В ней Чайковский начинает проявлять свое мастерство в оркестровке, и темы первой части очень сильны; по крайней мере, две из ее частей не являются симфоническими по характеру. Первое аллегро, самое сильное, очень русское по тематизму. Вся часть характеризуется причудливой свободой, даже безрассудством. Но в мастерстве ее создателя не может быть сомнений. Фантастическая разработка и меланхолическая красота вступительной — и очень славянской — темы являются предвестиями того великого Чайковского, который появился позже.
Он опускает медленную часть и ведет нас к танцующим ритмам Раффа и Гуно. Гармонии более пикантны, ибо русский композитор владеет чудесной цветовой кистью. Это ловкий эпизод, но вряд ли достаточно весомый для симфонической обработки. Впрочем, как и банальный марш в симфонии «Ленора» Раффа.

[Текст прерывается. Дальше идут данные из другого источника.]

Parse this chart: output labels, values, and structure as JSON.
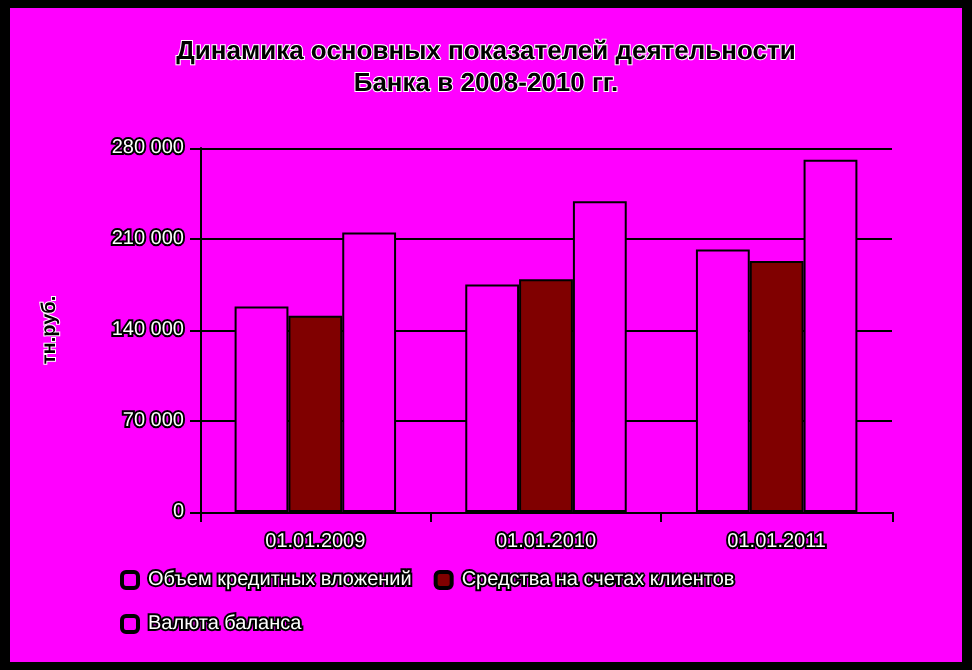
{
  "chart_data": {
    "type": "bar",
    "title": "Динамика основных показателей деятельности\nБанка в 2008-2010 гг.",
    "ylabel": "тн.руб.",
    "categories": [
      "01.01.2009",
      "01.01.2010",
      "01.01.2011"
    ],
    "series": [
      {
        "name": "Объем кредитных вложений",
        "color": "#ff00ff",
        "values": [
          158000,
          175000,
          202000
        ]
      },
      {
        "name": "Средства на счетах клиентов",
        "color": "#800000",
        "values": [
          151000,
          179000,
          193000
        ]
      },
      {
        "name": "Валюта баланса",
        "color": "#ff00ff",
        "values": [
          215000,
          239000,
          271000
        ]
      }
    ],
    "ylim": [
      0,
      280000
    ],
    "yticks": [
      {
        "value": 0,
        "label": "0"
      },
      {
        "value": 70000,
        "label": "70 000"
      },
      {
        "value": 140000,
        "label": "140 000"
      },
      {
        "value": 210000,
        "label": "210 000"
      },
      {
        "value": 280000,
        "label": "280 000"
      }
    ],
    "grid": "y",
    "legend": "bottom"
  }
}
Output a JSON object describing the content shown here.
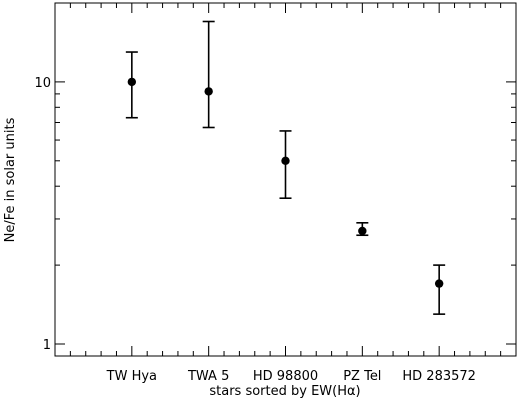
{
  "chart_data": {
    "type": "scatter",
    "title": "",
    "xlabel": "stars sorted by EW(Hα)",
    "ylabel": "Ne/Fe in solar units",
    "yscale": "log",
    "ylim": [
      0.9,
      20
    ],
    "xlim": [
      0,
      6
    ],
    "grid": false,
    "categories": [
      "TW Hya",
      "TWA 5",
      "HD 98800",
      "PZ Tel",
      "HD 283572"
    ],
    "series": [
      {
        "values": [
          10.0,
          9.2,
          5.0,
          2.7,
          1.7
        ],
        "err_low": [
          7.3,
          6.7,
          3.6,
          2.6,
          1.3
        ],
        "err_high": [
          13.0,
          17.0,
          6.5,
          2.9,
          2.0
        ]
      }
    ],
    "y_tick_labels": [
      {
        "value": 1,
        "label": "1"
      },
      {
        "value": 10,
        "label": "10"
      }
    ],
    "marker_color": "#000000"
  }
}
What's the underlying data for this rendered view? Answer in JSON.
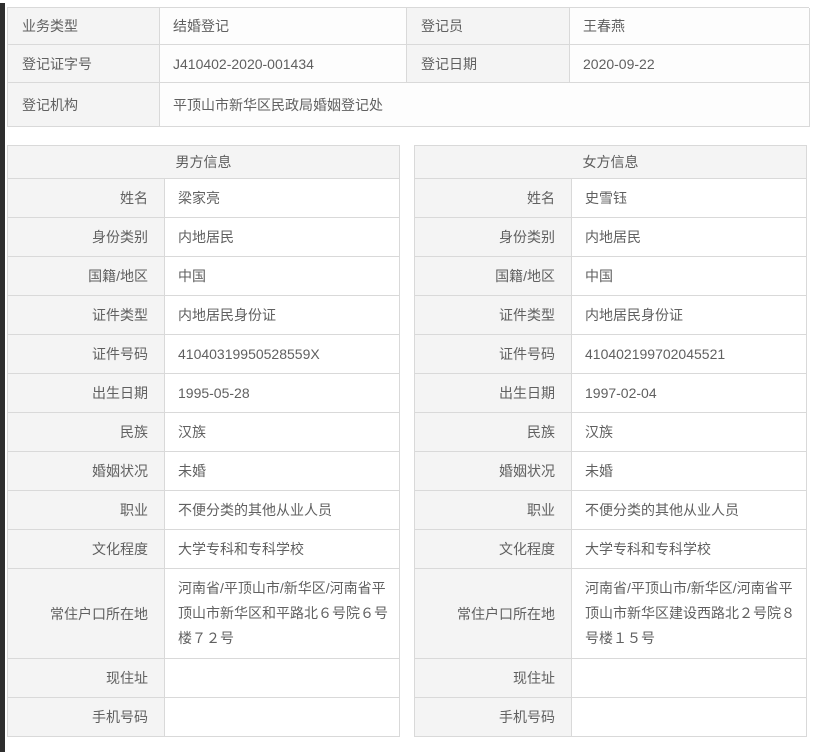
{
  "registration": {
    "rows": [
      {
        "label1": "业务类型",
        "value1": "结婚登记",
        "label2": "登记员",
        "value2": "王春燕"
      },
      {
        "label1": "登记证字号",
        "value1": "J410402-2020-001434",
        "label2": "登记日期",
        "value2": "2020-09-22"
      },
      {
        "label1": "登记机构",
        "value1": "平顶山市新华区民政局婚姻登记处"
      }
    ]
  },
  "male": {
    "title": "男方信息",
    "fields": [
      {
        "label": "姓名",
        "value": "梁家亮"
      },
      {
        "label": "身份类别",
        "value": "内地居民"
      },
      {
        "label": "国籍/地区",
        "value": "中国"
      },
      {
        "label": "证件类型",
        "value": "内地居民身份证"
      },
      {
        "label": "证件号码",
        "value": "41040319950528559X"
      },
      {
        "label": "出生日期",
        "value": "1995-05-28"
      },
      {
        "label": "民族",
        "value": "汉族"
      },
      {
        "label": "婚姻状况",
        "value": "未婚"
      },
      {
        "label": "职业",
        "value": "不便分类的其他从业人员"
      },
      {
        "label": "文化程度",
        "value": "大学专科和专科学校"
      },
      {
        "label": "常住户口所在地",
        "value": "河南省/平顶山市/新华区/河南省平顶山市新华区和平路北６号院６号楼７２号"
      },
      {
        "label": "现住址",
        "value": ""
      },
      {
        "label": "手机号码",
        "value": ""
      }
    ]
  },
  "female": {
    "title": "女方信息",
    "fields": [
      {
        "label": "姓名",
        "value": "史雪钰"
      },
      {
        "label": "身份类别",
        "value": "内地居民"
      },
      {
        "label": "国籍/地区",
        "value": "中国"
      },
      {
        "label": "证件类型",
        "value": "内地居民身份证"
      },
      {
        "label": "证件号码",
        "value": "410402199702045521"
      },
      {
        "label": "出生日期",
        "value": "1997-02-04"
      },
      {
        "label": "民族",
        "value": "汉族"
      },
      {
        "label": "婚姻状况",
        "value": "未婚"
      },
      {
        "label": "职业",
        "value": "不便分类的其他从业人员"
      },
      {
        "label": "文化程度",
        "value": "大学专科和专科学校"
      },
      {
        "label": "常住户口所在地",
        "value": "河南省/平顶山市/新华区/河南省平顶山市新华区建设西路北２号院８号楼１５号"
      },
      {
        "label": "现住址",
        "value": ""
      },
      {
        "label": "手机号码",
        "value": ""
      }
    ]
  }
}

Скерцо, которое следует за ним, выдержано в стиле Сен-Санса. Оно обнаруживает много духа, и в нем есть та дьявольская, неистовая энергия, которая щекочет нервы, но никогда не зажигает огонь в наших душах. Все произведение оставляет зрителя довольно холодным. Финал очень очарователен, и в нем проглядывает гений композитора в создании вариаций. Часть обладает вихрем и сиянием какого-то дикого танцевального настроения, и Чайковский наложил на все это заклятие своей изумительной оркестровки. В работе есть потенциал, который реализован в его более поздних симфонических произведениях. Это наш любимый Чайковский, но пока еще в зачаточном состоянии. Стиль незрелый, много поисков эффектов — эффектов, которые он использовал с такой уверенной рукой в «Гамлете» и «Франческе». Те фортепианные стаккато-аккорды для медной группы, подлинная манерность, уже здесь, и можно отметить его пристрастие к хроматическим гаммам, используемым контрапунктически. Интересная симфония.
Оп. 18 — «Буря», фантазия для оркестра, которую я не припомню, чтобы слышал. Впервые она была исполнена здесь г-ном Фрэнком Ван дер Стукеном.
В оп. 19 мы снова попадаем в знакомую фортепианную страну: шесть пьес, последняя из которых — вариации фа мажор. Они построены на оригинальной теме, просто гармонизованной, отдающей русским cantus firmus. Первые три не поражают; четвертая, allegro vivace, оригинальна по обработке; пятая, andante amoroso ре-бемоль мажор, напоминает Шопена; шестая очень смелая и полна имитаций; седьмая короткая и в церковном ладу; восьмая ре минор — в духе Шумана; девятая — увлекательная мазурка; номер десять фа минор, нежная; номер одиннадцать, Alla Schumann, характерна; двенадцатая на органном пункте по колориту напоминает Брамса, а presto finale, состоящий из шестнадцатых, очень блестящий. Эти вариации дают нам представление о качестве Чайковского в форме, в которой его никто не превзошел, кроме Брамса. Они послужили моделями для нескольких композиторов молодого поколения.